Я подхватил с камней тросточку, по весу понимая, что был прав — там явно пряталось что-то тяжелое и острое, после чего, подхватил с брусчатки, откатившуюся в сторону, форменную фуражку барона, отряхнул ее и бросив в сторону, замерших приятелей поверженного вожака негромкое: «Трофей, святое дело», нахлобучил предмет формы на свою голову и двинулся к замершему, как изваяние, бледному Еремею, и прижавшихся к нему девочек.
— Ну что, идем? — я небрежно хлопнул тростью себе по икре, но тут же прикусил язык, чтобы не вскрикнуть от боли — я забыл, что палка тяжелая и бьет очень больно.
— Да, идем, ваше сиятельство. — Еремей взял девочек за руки и торопливо двинулся по широкой улице, прочь от ограды академии, а я, гордо задрав голову, пошел за ними.

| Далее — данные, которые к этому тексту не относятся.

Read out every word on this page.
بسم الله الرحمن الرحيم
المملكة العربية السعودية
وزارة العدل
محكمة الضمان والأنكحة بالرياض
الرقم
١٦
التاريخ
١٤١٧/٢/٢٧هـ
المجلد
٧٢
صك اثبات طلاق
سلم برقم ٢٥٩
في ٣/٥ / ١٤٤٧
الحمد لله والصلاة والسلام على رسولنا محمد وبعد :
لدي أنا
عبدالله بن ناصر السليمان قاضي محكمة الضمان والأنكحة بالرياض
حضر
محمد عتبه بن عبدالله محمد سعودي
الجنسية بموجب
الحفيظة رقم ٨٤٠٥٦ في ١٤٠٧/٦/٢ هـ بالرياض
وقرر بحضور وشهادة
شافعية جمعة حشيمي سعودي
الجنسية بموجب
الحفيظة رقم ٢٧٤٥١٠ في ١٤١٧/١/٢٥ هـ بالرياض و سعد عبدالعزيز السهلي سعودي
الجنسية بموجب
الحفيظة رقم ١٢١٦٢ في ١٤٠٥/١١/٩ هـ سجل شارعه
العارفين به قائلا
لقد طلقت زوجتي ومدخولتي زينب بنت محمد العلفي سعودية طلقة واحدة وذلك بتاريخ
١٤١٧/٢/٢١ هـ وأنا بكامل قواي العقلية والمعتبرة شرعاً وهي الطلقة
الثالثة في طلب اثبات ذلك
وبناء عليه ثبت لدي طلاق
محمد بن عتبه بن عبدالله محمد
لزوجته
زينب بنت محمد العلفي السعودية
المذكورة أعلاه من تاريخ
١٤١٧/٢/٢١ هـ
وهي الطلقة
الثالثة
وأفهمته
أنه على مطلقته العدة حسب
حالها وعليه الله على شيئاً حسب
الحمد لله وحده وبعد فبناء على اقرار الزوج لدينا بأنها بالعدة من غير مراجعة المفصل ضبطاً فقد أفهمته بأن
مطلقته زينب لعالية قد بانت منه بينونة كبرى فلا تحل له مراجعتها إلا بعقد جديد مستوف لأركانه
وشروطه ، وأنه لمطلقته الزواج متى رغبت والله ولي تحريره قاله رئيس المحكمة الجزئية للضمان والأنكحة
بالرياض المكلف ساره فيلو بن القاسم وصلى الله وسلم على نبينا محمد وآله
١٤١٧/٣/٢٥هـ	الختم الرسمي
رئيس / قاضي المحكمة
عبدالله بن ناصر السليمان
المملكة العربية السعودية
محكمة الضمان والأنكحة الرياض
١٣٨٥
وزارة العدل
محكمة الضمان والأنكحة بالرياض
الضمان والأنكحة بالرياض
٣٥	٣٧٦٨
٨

Пока мы не отошли достаточно далеко от места происшествия, девчонки, как я понимаю, вторая из которых, тоже являлась мне очередной сестрой, несколько раз испуганно оглядывались назад, но, встретившись со мной взглядами, начинали робко улыбаться. За нами никто не гнался, никто не преследовал. Когда мы свернули на очередном перекрестке я, боковым зрением, успел заметить, что моего противника уже подняли с булыжной мостовой, и сейчас несколько человек, поддерживая барона за плечи, старательно отряхивали форму моего противника от всякой дряни, коей богато навалено на дороге.
Минут через пять девочки вытянули свои руки из ладоней Еремея, и теперь шли впереди, о чем-то тихонько шушукаясь, мужчина же, приотстав, пристроился идти рядом со мной.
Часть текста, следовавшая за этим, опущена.